Franek Ciechanowski aka @franeklife, 20 300 abonnés, et son compagnon, Alexandre

Franek Ciechanowski aka @franeklife
Franek Ciechanowski aka @franeklife© RENAUD MONFOURNY

D’un côté, Franek, dont les créations culinaires appétissantes autant qu’esthétisantes séduisent des milliers de fans sur Instagram. De l’autre, son compagnon, Alexandre, doctorant en Histoire. Un couple formé il y a neuf ans, avant que Franek ne crée son alter ego, Franek Life, ce qui a demandé quelques ajustements. « Il faut accepter que la personne avec qui on vit ait besoin de révéler certaines choses qu’on estime être privées. Ce n’est pas toujours facile à comprendre, surtout quand on est comme moi du genre secret, même avec mes amis », concède Alexandre, qui a dû être convaincu avant de faire des apparitions épisodiques sur le compte de son partenaire. « Si je le montre, c’est uniquement en story, assure Franek. Je n’affiche jamais son visage dans mon feed. Son image est importante dans son métier, je ne voudrais pas que des photos Instagram lui jouent des tours. » Un choix conscient de la part de celui qui a dû revoir son rapport aux réseaux pour préserver sa relation. « Au début, je voulais être présent partout, aller à un maximum d’événements, enchaîner les collaborations… Cela me demandait énormément de temps, ce qui a causé pas mal de disputes, jusqu’à ce que je prenne conscience que c’était toxique pour mon couple. » La solution: limiter les partages de contenu aux sujets « food«  qui ont fait la renommée de son compte, et interdire le téléphone lors de leurs tête-à-tête. « Ça a été difficile d’accepter de toujours le prendre en photo et de ne pas pouvoir manger quelque chose parce qu’il devait le photographier », se souvient Alexandre, qui se réjouit aujourd’hui d’avoir mis conjointement en place « des règles qui permettent d’éviter de se disputer ».

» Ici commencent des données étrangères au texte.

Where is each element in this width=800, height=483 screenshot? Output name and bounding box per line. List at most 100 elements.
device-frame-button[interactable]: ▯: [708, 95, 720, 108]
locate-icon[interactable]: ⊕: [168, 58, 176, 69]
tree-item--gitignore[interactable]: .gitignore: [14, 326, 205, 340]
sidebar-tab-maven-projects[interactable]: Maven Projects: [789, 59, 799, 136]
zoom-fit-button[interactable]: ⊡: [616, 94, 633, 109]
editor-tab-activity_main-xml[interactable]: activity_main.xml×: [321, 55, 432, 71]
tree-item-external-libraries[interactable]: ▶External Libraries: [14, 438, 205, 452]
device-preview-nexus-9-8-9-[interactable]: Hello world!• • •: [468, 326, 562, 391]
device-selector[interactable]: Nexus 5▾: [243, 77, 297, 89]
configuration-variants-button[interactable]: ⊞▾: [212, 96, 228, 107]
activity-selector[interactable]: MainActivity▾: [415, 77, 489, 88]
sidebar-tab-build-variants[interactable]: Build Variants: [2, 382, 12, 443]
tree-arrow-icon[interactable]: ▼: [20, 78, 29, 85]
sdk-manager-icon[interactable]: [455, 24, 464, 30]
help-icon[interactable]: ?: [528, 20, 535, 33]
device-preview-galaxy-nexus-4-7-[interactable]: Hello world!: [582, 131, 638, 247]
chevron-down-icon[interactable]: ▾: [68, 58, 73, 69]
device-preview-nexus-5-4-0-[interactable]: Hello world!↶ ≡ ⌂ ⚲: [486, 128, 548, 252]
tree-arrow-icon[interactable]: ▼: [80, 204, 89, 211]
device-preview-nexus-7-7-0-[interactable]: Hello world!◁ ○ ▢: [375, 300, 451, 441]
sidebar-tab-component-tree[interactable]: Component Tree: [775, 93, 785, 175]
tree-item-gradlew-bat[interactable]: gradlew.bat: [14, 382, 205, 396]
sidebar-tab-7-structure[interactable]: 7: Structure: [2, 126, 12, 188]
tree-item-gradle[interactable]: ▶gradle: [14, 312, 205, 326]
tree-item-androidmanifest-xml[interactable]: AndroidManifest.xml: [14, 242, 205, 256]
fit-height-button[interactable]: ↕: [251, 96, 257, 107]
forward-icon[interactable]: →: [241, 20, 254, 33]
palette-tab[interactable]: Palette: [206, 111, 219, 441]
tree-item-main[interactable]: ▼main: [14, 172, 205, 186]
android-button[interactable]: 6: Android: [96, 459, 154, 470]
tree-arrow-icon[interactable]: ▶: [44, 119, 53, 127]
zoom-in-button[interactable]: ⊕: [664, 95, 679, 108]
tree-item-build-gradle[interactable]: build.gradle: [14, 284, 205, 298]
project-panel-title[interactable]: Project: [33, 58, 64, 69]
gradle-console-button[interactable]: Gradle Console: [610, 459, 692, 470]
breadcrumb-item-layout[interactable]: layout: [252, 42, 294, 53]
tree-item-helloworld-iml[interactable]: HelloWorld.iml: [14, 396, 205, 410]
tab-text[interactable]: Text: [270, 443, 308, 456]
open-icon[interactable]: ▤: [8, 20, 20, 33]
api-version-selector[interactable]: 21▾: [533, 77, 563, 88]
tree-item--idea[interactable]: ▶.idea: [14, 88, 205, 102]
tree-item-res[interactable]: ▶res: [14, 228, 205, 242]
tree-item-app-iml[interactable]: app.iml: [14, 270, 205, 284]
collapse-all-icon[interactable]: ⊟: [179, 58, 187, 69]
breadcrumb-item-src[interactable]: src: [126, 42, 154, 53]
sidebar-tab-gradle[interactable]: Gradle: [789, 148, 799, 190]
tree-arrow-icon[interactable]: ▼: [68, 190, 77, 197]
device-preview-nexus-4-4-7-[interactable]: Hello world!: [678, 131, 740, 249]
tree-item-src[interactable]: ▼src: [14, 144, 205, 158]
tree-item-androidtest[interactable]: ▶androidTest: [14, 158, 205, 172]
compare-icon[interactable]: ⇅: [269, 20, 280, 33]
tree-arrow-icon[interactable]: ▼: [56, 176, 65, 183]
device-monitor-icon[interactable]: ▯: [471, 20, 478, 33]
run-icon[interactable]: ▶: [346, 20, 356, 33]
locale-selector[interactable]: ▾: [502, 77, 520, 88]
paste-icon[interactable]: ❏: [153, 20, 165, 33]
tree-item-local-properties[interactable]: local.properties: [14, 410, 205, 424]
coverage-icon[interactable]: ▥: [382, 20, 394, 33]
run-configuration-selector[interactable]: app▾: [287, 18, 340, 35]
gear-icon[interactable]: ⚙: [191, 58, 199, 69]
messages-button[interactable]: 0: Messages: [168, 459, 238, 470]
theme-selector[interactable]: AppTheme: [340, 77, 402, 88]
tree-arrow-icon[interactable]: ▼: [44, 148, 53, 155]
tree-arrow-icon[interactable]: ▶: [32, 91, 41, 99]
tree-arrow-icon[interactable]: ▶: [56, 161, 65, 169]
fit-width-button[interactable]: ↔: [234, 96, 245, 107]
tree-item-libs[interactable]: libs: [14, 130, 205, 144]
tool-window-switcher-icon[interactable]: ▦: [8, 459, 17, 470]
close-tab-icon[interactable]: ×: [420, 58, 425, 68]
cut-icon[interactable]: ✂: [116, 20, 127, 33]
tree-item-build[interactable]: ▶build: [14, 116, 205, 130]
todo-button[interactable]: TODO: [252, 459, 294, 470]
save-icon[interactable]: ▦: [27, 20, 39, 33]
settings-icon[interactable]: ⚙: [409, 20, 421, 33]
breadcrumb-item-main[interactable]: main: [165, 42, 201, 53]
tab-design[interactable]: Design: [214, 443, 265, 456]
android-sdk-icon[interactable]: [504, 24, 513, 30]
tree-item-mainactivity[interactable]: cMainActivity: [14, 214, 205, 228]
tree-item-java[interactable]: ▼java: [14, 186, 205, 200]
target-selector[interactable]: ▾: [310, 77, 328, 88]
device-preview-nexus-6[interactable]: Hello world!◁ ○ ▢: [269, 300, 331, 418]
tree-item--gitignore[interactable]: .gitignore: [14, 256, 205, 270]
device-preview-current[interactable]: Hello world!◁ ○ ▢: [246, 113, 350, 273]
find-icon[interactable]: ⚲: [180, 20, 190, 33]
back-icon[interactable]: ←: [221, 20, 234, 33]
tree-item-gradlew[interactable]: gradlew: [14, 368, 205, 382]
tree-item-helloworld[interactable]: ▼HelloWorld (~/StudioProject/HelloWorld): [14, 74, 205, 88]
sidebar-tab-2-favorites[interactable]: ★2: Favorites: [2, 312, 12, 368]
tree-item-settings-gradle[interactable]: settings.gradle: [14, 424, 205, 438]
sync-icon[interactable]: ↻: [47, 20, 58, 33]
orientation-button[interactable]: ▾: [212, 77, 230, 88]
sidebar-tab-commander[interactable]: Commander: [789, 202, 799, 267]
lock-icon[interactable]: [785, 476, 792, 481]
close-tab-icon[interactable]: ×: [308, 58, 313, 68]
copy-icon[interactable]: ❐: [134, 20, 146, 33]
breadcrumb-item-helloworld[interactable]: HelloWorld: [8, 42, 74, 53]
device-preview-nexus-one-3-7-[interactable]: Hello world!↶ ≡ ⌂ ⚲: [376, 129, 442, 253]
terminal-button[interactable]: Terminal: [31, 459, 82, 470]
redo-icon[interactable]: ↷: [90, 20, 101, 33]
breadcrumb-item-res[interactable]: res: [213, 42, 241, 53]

Par contre, pour le doctorant, le fait de rester relativement caché des abonnés de sa moitié est tout sauf une source de tension: « C’est vrai qu’il parle très peu de moi sur son compte, mais on sait bien tous les deux qu’Instagram n’est pas le reflet de la réalité, donc ce n’est pas grave si toute une partie de sa vie est dissimulée en ligne. »

« On ne dévoile que des bribes du quotidien »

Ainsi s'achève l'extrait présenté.